Moving back to the US and back to school
all within a week was...overwhelming. After living completely different from my
norm for 76 days, I knew normal life would be hard to adjust back into. As I am
finally finding my niche back in school, I have time to collect my thoughts
and decipher my summer in Mexico. Most times when we return from a mission
trip, we expect to reflect on our time spent serving and get a revelation or epiphany
from God. I spent a good amount of time searching for this big picture. I was
turning over every rock in my mind trying to decide what God
was trying to teach me and why He had called me to Mexico. I
was praying that He would show me sooner rather than later so I would know
my purpose and live accordingly. Looking back on my journal entries, I
want to go back in time and slap myself silly! For a healthy portion of the
summer I decided why God had called me to work with Agua Viva was all
about me and my relationship with Him. I was wrong.

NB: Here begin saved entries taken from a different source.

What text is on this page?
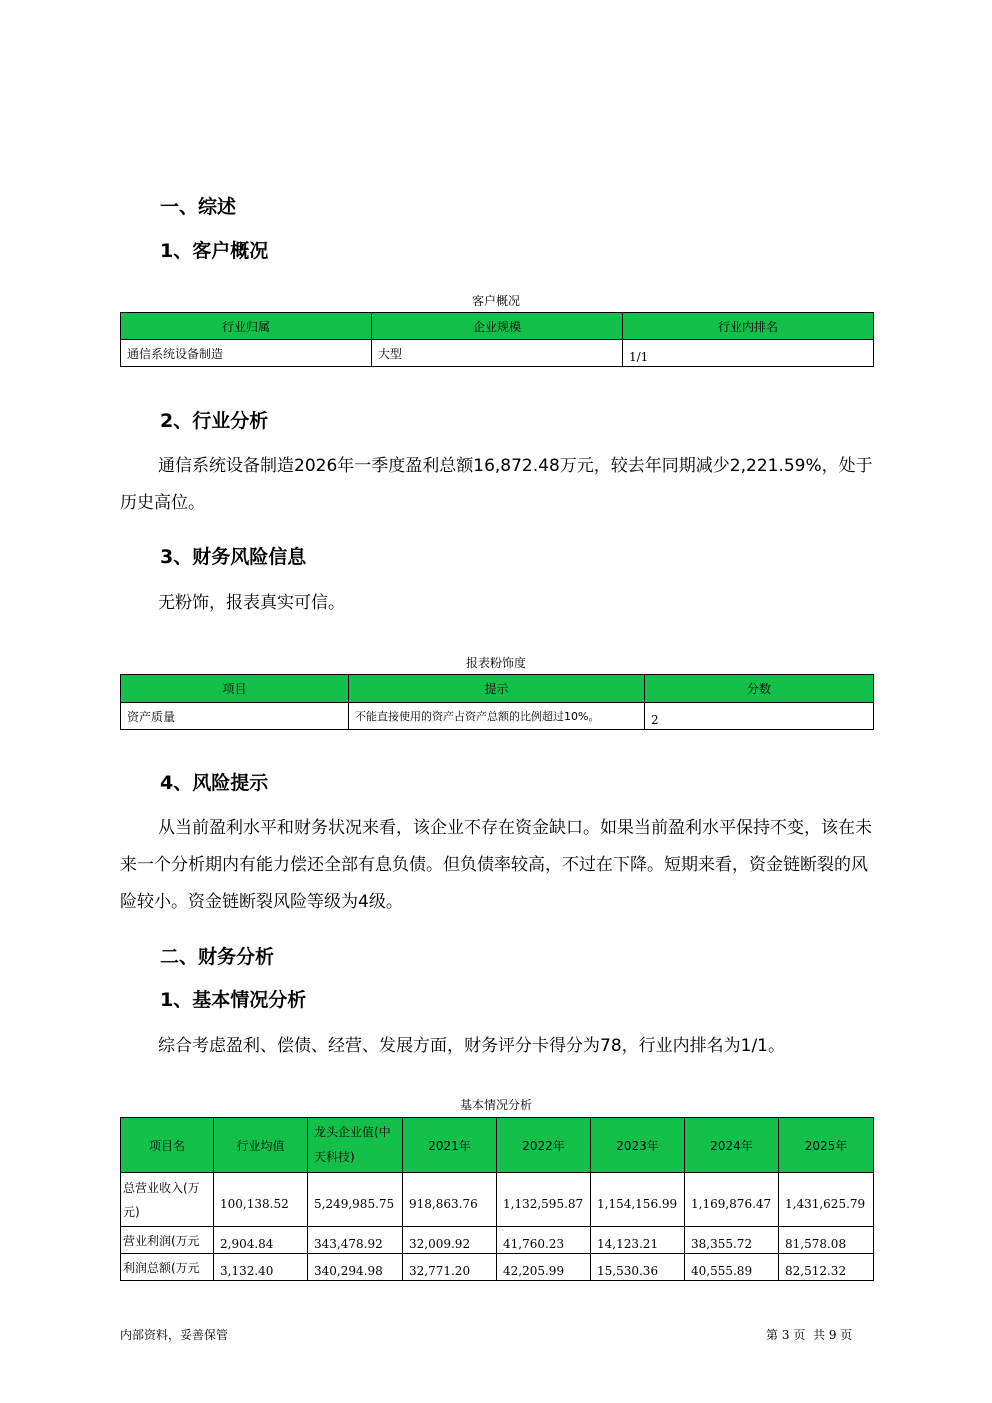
一、综述
1、客户概况
客户概况
行业归属	企业规模	行业内排名
通信系统设备制造	大型	1/1
2、行业分析
通信系统设备制造2026年一季度盈利总额16,872.48万元，较去年同期减少2,221.59%，处于历史高位。
3、财务风险信息
无粉饰，报表真实可信。
报表粉饰度
项目	提示	分数
资产质量	不能直接使用的资产占资产总额的比例超过10%。	2
4、风险提示
从当前盈利水平和财务状况来看，该企业不存在资金缺口。如果当前盈利水平保持不变，该在未来一个分析期内有能力偿还全部有息负债。但负债率较高，不过在下降。短期来看，资金链断裂的风险较小。资金链断裂风险等级为4级。
二、财务分析
1、基本情况分析
综合考虑盈利、偿债、经营、发展方面，财务评分卡得分为78，行业内排名为1/1。
基本情况分析
项目名	行业均值	龙头企业值(中天科技)	2021年	2022年	2023年	2024年	2025年
总营业收入(万元)	100,138.52	5,249,985.75	918,863.76	1,132,595.87	1,154,156.99	1,169,876.47	1,431,625.79
营业利润(万元	2,904.84	343,478.92	32,009.92	41,760.23	14,123.21	38,355.72	81,578.08
利润总额(万元	3,132.40	340,294.98	32,771.20	42,205.99	15,530.36	40,555.89	82,512.32
内部资料，妥善保管	第 3 页 共 9 页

It was the week after July 4th, when God
sat me down took hold of me like a mother would her child trying to teach
them something important. I remember realizing how selfish I had become and
feeling convicted. I prayed that God would rearrange my heart to align with
His. That's when everything made sense. I wouldn't call it a relation or
epiphany, but an end to them. Being a missionary or doing missions is not
about me. Ever. Yes, God is going to teach me things along the way as long as I
am in an active relationship with Him, but that's not the big picture.
Matthew
28:19-20 says, "Go, therefore, and make disciples of all
nations, baptizing them in the name of the Father and of the Son and
of the Holy Spirit,teaching them to observe everything I have commanded you.
And remember, I am with you always, to the end of the age.” Jesus
instructed His disciples to "teach them to observe everything I have
commanded you." He equipped His servants to go and teach others. He
instructed them to "go" and simply live. Go to all the nations and
make disciples. That's what we are all called to do. After I understood
this, I didn't pray for a purpose because I didn't need to know. I knew my job
and I knew what I had been called to do. God had the rest. He still
does.
As I continue to reflect on my time in Mexico, how awesome it is to
know that's how God calls me to live here at school too. May I not worry about
all the details of why I'm at Union, why I work with kids, or why I have
the job that I do. God knows and He will tell me in His timing. I want to focus
on what I am called to do. Simply live.